« Il y a au moins deux manières de traiter à travers une œuvre d’art les monstruosités de l’histoire, et en particulier l’avènement du troisième Reich. La première voie consiste à rappeler l’horreur passée via des images chocs ou des reconstitutions, et à la réinscrire ainsi dans les mémoires lorsqu’elle tend à disparaître. Elle met l’accent sur les symptômes du mal, mais autorise paradoxalement le public à prendre ses distances. La seconde, autrement plus perturbante, entreprend pour comprendre les conditions de son expansion de se pencher sur les racines individuelles ou collectives du fascisme, et d’en éprouver la redoutable efficacité.

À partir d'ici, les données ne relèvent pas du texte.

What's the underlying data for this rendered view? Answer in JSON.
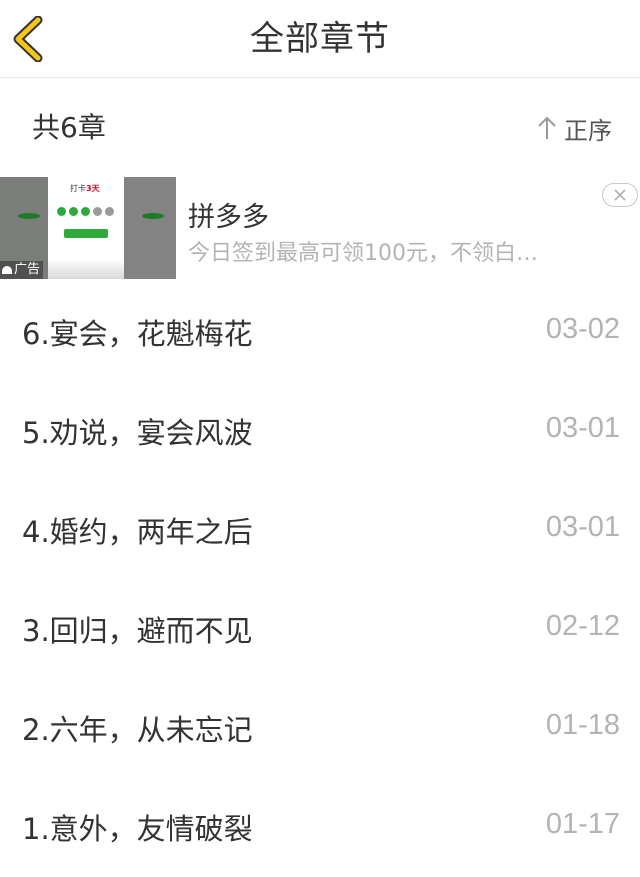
{
  "header": {
    "title": "全部章节",
    "back_icon": "chevron-left-icon",
    "accent_color": "#f5c518"
  },
  "summary": {
    "count_label": "共6章",
    "sort_label": "正序",
    "sort_icon": "arrow-up-icon"
  },
  "ad": {
    "tag": "广告",
    "name": "拼多多",
    "description": "今日签到最高可领100元，不领白…",
    "image_title": "打卡",
    "image_title_highlight": "3天",
    "close_icon": "close-icon"
  },
  "chapters": [
    {
      "title": "6.宴会，花魁梅花",
      "date": "03-02"
    },
    {
      "title": "5.劝说，宴会风波",
      "date": "03-01"
    },
    {
      "title": "4.婚约，两年之后",
      "date": "03-01"
    },
    {
      "title": "3.回归，避而不见",
      "date": "02-12"
    },
    {
      "title": "2.六年，从未忘记",
      "date": "01-18"
    },
    {
      "title": "1.意外，友情破裂",
      "date": "01-17"
    }
  ]
}
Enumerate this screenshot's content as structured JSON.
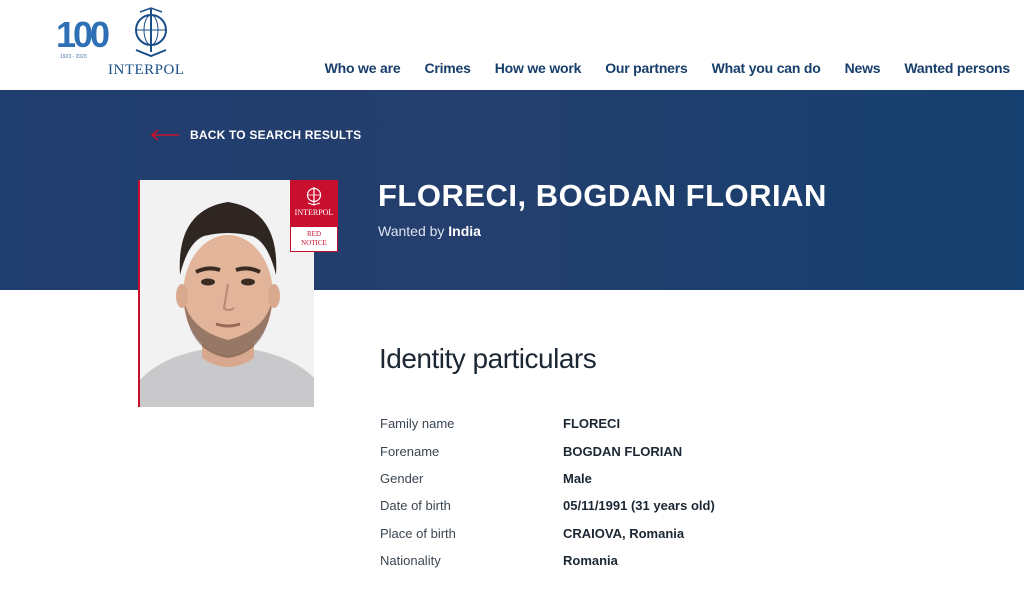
{
  "header": {
    "logo_number": "100",
    "logo_word": "INTERPOL",
    "logo_subtitle": "1923 - 2023",
    "nav": [
      {
        "label": "Who we are"
      },
      {
        "label": "Crimes"
      },
      {
        "label": "How we work"
      },
      {
        "label": "Our partners"
      },
      {
        "label": "What you can do"
      },
      {
        "label": "News"
      },
      {
        "label": "Wanted persons"
      }
    ]
  },
  "banner": {
    "back_label": "BACK TO SEARCH RESULTS",
    "name": "FLORECI, BOGDAN FLORIAN",
    "wanted_prefix": "Wanted by",
    "wanted_country": "India"
  },
  "badge": {
    "word": "INTERPOL",
    "line1": "RED",
    "line2": "NOTICE"
  },
  "identity": {
    "title": "Identity particulars",
    "rows": [
      {
        "label": "Family name",
        "value": "FLORECI"
      },
      {
        "label": "Forename",
        "value": "BOGDAN FLORIAN"
      },
      {
        "label": "Gender",
        "value": "Male"
      },
      {
        "label": "Date of birth",
        "value": "05/11/1991 (31 years old)"
      },
      {
        "label": "Place of birth",
        "value": "CRAIOVA, Romania"
      },
      {
        "label": "Nationality",
        "value": "Romania"
      }
    ]
  },
  "colors": {
    "banner": "#1f3d6e",
    "nav_text": "#173e6b",
    "red_notice": "#c8102e"
  }
}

C’est bien sûr à la deuxième catégorie qu’appartient Die Welle, qui, après une carrière triomphale sur les écrans allemands, arrive enfin sur les nôtres. En début de séance, on est certes tenté, peut-être pour se rassurer, de chercher des poux à ce film inspiré d’une inquiétante expérience de psychologie sociale. Les jeunes se comportent-ils vraiment de cette manière ? Les thèses que le film entreprend de soutenir sont-elles fondées ? Ne propose-t-il pas une autre forme de totalitarisme, en laissant entendre qu’un prof fragile et moins bien formé que ses collègues amène le chaos ? A vrai dire, ces questions demeurent, et demeureront encore matière à débat. Mais très vite, la puissance de la matière projetée à l’écran prend le dessus sur le scepticisme et la mise à distance, jusqu’à un final bluffant qui clôture avec élégance un scénario parfaitement huilé, à l’image de tout le long métrage.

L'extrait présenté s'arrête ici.